Tuntutan muncul setelah 737 Max8 Ethiopian Airlines Jatuh

Banyak Dikritik, AS Tetap Tolak Kandangkan Boeing

Dyah Ayu Pitaloka
Dyah Ayu Pitaloka

Rabu, 13 Maret 2019 - 16:00

JATIMNET.COM, Surabaya - Otoritas penerbangan federal AS (FAA) menolak mengeluarkan larangan terbang bagi Boeing 737 Max8 mengikuti banyaknya permintaan dan kritik dari dalam  negeri.

Sejumlah desakan datang dari politisi dan pekerja penerbangan dalam negara paman sam.

Dilansir dari BBC World Rabu 13 Maret 2019 Ted Cruz, Senator Republik yang memimpin subkomite dalam penerbangan dan pesawat mengatakan "saya percaya jika sangat bijaksana bagi AS untuk melarang 737 Max terbang sementara , hingga FAA mengkonfirmasi keamanan pesawat dan penumpang,".

Sementara Senator dari Partai Demokrat Edward Markey dan Rochard Blumenthal mengajukan permintaan dalam bentuk tertulis yang dikirim kepada FAA.

Mereka menyebut - "polisi keselamatan penerbangan kami dipertaruhkan" dan meminta Boeing 737 Max dilarang terbang “hinga agensi bisa memutuskan bahwa pesawat bisa beroperasi dengan aman,".

BACA JUGA: Kemenhub Teliti Pesawat Boeing 737 Max 8 di Indonesia

Permintaan lain juga datang dari kandidat presiden dari Demokrat Elizabeth Warren.

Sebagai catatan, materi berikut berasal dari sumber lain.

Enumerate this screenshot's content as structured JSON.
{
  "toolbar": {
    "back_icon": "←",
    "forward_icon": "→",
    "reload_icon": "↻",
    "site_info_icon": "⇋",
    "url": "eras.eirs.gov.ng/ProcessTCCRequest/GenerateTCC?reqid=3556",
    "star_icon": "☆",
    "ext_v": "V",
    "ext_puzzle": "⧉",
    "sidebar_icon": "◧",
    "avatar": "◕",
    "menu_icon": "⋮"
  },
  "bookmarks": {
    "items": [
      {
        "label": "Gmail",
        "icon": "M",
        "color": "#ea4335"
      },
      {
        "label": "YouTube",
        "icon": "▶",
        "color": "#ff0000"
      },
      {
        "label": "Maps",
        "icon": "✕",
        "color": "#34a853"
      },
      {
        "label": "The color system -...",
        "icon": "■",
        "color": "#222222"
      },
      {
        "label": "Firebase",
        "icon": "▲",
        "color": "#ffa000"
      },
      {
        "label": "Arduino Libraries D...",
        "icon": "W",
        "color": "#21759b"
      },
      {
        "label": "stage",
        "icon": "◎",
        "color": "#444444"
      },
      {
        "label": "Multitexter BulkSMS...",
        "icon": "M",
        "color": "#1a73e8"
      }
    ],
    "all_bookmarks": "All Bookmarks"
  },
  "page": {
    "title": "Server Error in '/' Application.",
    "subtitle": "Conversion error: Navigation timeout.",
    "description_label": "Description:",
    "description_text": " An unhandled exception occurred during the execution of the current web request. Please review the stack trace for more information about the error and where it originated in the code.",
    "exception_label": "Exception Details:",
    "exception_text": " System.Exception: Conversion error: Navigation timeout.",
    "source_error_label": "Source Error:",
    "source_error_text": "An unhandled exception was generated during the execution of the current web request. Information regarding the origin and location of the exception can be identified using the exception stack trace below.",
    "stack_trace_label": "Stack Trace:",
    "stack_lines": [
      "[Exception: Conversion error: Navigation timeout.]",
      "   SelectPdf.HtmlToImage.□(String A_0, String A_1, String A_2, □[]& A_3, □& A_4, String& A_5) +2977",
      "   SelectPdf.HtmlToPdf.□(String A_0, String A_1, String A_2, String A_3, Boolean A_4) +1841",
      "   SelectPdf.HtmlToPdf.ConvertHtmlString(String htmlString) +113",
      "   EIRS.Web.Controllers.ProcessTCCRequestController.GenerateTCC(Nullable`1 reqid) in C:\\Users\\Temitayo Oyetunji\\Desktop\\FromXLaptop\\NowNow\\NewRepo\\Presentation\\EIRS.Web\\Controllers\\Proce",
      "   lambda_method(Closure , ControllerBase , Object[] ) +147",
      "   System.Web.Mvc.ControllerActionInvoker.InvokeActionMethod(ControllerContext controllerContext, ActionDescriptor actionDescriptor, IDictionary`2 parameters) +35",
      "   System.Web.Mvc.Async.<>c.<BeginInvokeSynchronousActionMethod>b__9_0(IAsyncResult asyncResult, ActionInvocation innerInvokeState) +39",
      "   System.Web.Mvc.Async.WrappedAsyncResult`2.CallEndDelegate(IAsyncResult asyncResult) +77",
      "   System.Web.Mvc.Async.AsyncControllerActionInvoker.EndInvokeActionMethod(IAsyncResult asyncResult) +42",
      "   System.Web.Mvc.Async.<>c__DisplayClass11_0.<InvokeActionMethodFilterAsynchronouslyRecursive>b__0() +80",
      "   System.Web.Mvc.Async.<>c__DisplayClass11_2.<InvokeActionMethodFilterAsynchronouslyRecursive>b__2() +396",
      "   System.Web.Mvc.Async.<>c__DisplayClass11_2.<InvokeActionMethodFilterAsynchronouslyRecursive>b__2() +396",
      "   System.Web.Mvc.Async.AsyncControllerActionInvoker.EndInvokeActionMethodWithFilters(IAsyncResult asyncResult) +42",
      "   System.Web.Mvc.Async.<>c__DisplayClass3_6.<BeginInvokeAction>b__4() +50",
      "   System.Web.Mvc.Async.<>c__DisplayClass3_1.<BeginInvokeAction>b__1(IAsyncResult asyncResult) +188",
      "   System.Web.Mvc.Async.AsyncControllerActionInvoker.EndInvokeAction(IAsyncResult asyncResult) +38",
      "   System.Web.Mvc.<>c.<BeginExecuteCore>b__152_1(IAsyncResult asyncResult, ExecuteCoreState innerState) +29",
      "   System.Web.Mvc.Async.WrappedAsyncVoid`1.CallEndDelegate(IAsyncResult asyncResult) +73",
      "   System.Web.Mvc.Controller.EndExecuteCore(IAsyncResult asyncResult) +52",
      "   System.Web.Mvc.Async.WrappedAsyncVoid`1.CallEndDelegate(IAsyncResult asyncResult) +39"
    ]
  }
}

Kandidat perempuan ini mengatakan FAA seharusnya mengikuti negara lain untuk "mengeluarkan pesawat dari angkasa" dan "segera".

Sementara senator Republik Mitt Romney mengatakan "Diluar banyaknya kewaspadaan dalam penerbangan publik, FAA seharusnya melarang 737 Max terbang sampai kami menyelidiki penyebab kecelakaan terakhir dan menjamin kelaikan terbang pesawat," katanya.

Selain dari politisi, permintaan agar 737 Max dilarang terbang juga datang dari serikat pekerja penerbangan, CWA union. Mereka meminta FAA "untuk melarang 737 Max terbang di AS karena banyaknya kewaspadaan,".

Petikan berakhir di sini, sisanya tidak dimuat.